Die zweite Sorte von Vorschlägen betraf die Mobilisierungsvorschläge für das Jahr 2005. Folgende Daten wurden herausgestellt: 

  • 2.Oktober 2004: Großdemonstrationen in den Niederlanden, aufgerufen von den Gewerkschaften und vom Bündnis Ker het Tij; in Deutschland wird für denselben Tag eine bundesweite Demonstration geplant;

  • Ende Oktober: Anläßlich der feierlichen Unterzeichnung des Verfassungsvertrags durch die Staats- und Regierungschefs wird es eine große Mobilisierung in Rom geben; Initiativen in anderen Ländern können ins Auge gefaßt werden;

  • 9.November: Internationaler Aktionstag gegen den Mauerbau in Palästina;

  • 10.Dezember: Internationaler Aktionstag zu Palästina;

  • Februar 2005: Mobilisierung gegen den NATO-Gipfel in Nizza;

  • Juli 2005: Großmobilisierung gegen den G8-Gipfel in Schottland gegen Krieg und Neoliberalismus; Folgemobilisierung von Genua 2001 und Genf/Annemasse 2003. 
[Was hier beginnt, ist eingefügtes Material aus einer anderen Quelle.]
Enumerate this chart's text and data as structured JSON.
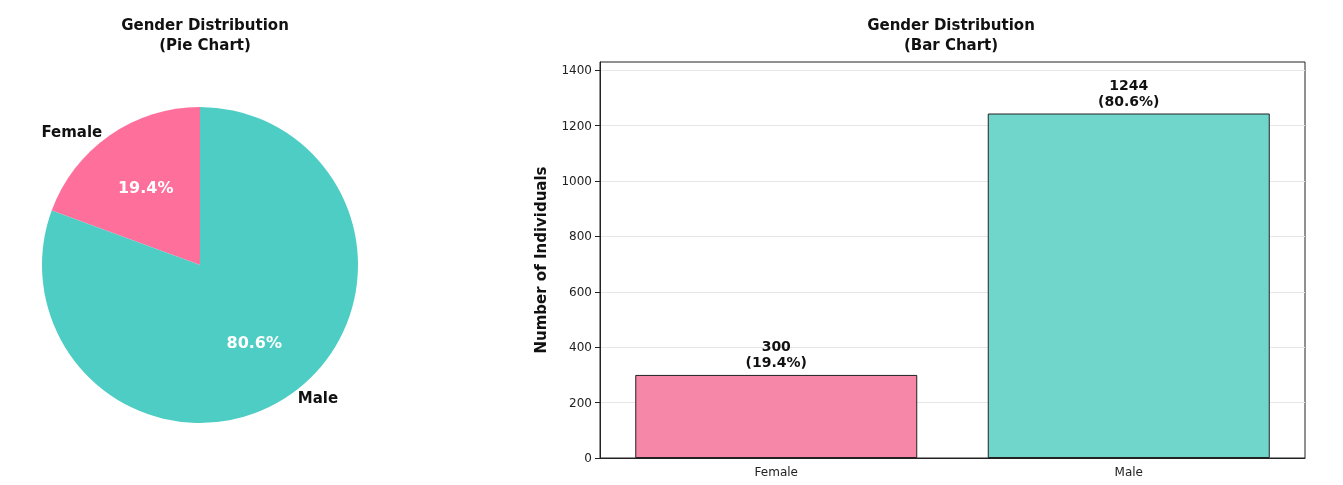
{
  "chart_data": [
    {
      "type": "pie",
      "title": "Gender Distribution\n(Pie Chart)",
      "categories": [
        "Female",
        "Male"
      ],
      "values": [
        19.4,
        80.6
      ],
      "colors": [
        "#fe6f9b",
        "#4ecdc4"
      ],
      "value_labels": [
        "19.4%",
        "80.6%"
      ]
    },
    {
      "type": "bar",
      "title": "Gender Distribution\n(Bar Chart)",
      "ylabel": "Number of Individuals",
      "categories": [
        "Female",
        "Male"
      ],
      "series": [
        {
          "values": [
            300,
            1244
          ],
          "colors": [
            "#f687a8",
            "#70d6cc"
          ],
          "value_labels": [
            "300\n(19.4%)",
            "1244\n(80.6%)"
          ]
        }
      ],
      "ylim": [
        0,
        1430
      ],
      "yticks": [
        0,
        200,
        400,
        600,
        800,
        1000,
        1200,
        1400
      ],
      "grid": "y"
    }
  ]
}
Darüber hinaus gab es Übereinstimmung über die Notwendigkeit, eine gemeinsame Initiative der Bewegungen gegen das europäische neoliberale Modell  zu ergreifen – für ein soziales und demokratisches Europa, das seinen Bewohnerinnen und Bewohnern mehr Rechte gibt. Eine solche Initiative könnte mit dem EGB diskutiert werden, dessen Generalsekretär John Monks in seiner Begrüßungsrede an die Teilnehmenden der Vorbereitungsversammlung für das ESF in Brüssel gesagt hat: „Wir müssen uns einander annähern und sehen, was wir gemeinsam machen können.“ Diese Erklärung sollten wir ernst nehmen und sie in die Praxis übersetzen.

 

Eine gemeinsame Initiative könnte anläßlich des EU-Gipfels der Staats- und Regierungschefs im März in Brüssel stattfinden. Dieser Gipfel ist besonders deshalb bedeutend, weil er zur Halbzeit der „Agenda von Lissabon“ stattfindet, die ja bis 2010 die EU zur „wettbewerbsfähigsten und dynamischsten Region der Welt“ machen will. Er wird über die großen wirtschaftspolitschen Orientierungen diskutieren. Er ist also der geeignete Moment für eine starke soziale und bürgerschaftliche Mobilisierung.

Ein erster Entwurf für einen entsprechenden Aufruf der Versammlung der sozialen Bewegungen in London, der diese Punkte aufgreift, wird in den nächsten Tagen versandt werden, damit er in den verschiedenen Organisationen noch vor London diskutiert werden kann.